Human Rights Watch urges India to end death penalty
"The hanging of Ajmal Kasab marks a concerning end to the country's moratorium on capital punishment," said a statement from the US-based rights group issued in India. Poll:Rights group says India should end death penalty. What's your view?delhi Updated: Nov 21, 2012 17:42 IST
Hours after Pakistani Ajmal Kasab was hanged in Pune, Human Rights Watch urged India to remove the death penalty from its legal framework.
"The hanging of Kasab marks a concerning end to the country's moratorium on capital punishment," said a statement from the US-based rights group issued in India.

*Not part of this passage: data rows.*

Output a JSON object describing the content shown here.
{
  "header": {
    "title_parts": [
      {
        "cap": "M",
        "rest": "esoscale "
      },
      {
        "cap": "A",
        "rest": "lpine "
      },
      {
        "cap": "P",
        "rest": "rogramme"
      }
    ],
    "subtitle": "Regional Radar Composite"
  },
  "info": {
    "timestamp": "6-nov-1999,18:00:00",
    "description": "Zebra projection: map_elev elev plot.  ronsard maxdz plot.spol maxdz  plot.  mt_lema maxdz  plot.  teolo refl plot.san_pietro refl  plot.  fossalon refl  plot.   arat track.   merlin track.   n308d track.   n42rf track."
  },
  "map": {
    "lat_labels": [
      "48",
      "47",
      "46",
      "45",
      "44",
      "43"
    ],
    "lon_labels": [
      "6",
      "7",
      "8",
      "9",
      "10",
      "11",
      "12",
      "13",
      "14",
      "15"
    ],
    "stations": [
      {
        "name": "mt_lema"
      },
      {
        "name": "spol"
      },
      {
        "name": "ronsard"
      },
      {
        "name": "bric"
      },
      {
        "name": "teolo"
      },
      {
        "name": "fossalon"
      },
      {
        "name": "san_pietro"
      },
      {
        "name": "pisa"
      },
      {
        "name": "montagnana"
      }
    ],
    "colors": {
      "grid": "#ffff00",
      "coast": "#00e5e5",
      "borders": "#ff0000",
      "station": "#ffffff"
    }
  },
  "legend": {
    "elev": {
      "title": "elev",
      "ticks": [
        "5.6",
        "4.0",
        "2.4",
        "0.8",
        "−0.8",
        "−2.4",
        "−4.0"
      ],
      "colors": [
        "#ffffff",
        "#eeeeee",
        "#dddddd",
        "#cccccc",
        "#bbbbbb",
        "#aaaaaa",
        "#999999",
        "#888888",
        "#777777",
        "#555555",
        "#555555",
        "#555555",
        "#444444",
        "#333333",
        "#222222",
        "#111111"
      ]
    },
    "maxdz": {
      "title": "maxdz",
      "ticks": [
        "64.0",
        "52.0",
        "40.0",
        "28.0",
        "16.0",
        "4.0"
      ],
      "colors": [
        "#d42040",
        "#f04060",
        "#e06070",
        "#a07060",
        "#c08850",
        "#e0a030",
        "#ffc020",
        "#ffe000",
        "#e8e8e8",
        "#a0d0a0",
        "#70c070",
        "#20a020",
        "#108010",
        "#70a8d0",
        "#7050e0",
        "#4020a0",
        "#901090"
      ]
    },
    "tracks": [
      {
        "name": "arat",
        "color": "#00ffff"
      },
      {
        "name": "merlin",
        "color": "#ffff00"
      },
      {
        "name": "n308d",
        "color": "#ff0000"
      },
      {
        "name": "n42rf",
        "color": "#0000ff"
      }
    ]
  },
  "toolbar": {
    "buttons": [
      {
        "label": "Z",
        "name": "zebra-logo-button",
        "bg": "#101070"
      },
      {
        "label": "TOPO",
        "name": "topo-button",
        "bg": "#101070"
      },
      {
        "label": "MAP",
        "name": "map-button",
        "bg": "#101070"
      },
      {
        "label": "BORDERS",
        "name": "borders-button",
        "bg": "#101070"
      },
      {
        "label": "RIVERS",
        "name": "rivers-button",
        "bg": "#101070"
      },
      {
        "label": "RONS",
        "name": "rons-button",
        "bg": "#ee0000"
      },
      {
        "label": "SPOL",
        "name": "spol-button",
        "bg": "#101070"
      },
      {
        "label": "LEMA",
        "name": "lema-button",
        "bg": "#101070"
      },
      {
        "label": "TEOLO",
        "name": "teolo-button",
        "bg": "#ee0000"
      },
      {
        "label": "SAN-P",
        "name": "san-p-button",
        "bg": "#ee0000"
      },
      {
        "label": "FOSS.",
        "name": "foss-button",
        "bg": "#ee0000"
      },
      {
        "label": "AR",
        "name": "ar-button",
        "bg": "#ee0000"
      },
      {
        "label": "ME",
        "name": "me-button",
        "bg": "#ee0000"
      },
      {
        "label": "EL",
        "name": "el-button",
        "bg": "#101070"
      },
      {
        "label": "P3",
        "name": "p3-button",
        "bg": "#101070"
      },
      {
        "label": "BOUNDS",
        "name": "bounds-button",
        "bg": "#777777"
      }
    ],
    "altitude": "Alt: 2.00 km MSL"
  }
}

"Instead of resorting to the use of execution to address heinous crime, India should join the rising ranks of nations that have taken the decision to remove the death penalty from their legal frameworks," it added.
Nearly four years after the Mumbai terror attack, Ajmal Kasab, the sole surviving Pakistani gunman, was hanged to death at the Yerawada central prison in Pune this morning in an operation shrouded in secrecy.
25-year old Kasab was hanged at 7.30 am, Maharashtra Home Minister RR Patil said in Mumbai shortly after the hanging.
Pakistan government was kept informed about the execution.
The execution in the Mumbai attack trial brought closure to many in the audacious strike by 10 terrorists of Pakistan-based terror outfit Lashkar-e-Taiba (LeT) in which 166 people were killed. Nine LeT men were killed during the 60-hour siege which began on the night of November 26, 2008.
The prison authorities remained tight-lipped about the details of hanging performed in a well-guarded secret operation amid reports that Kasab did not have any death wish.
Kasab was executed after he exhausted all legal remedies available to escape the noose with President Pranab Mukherjee rejecting his mercy plea following the advice of the Union home ministry.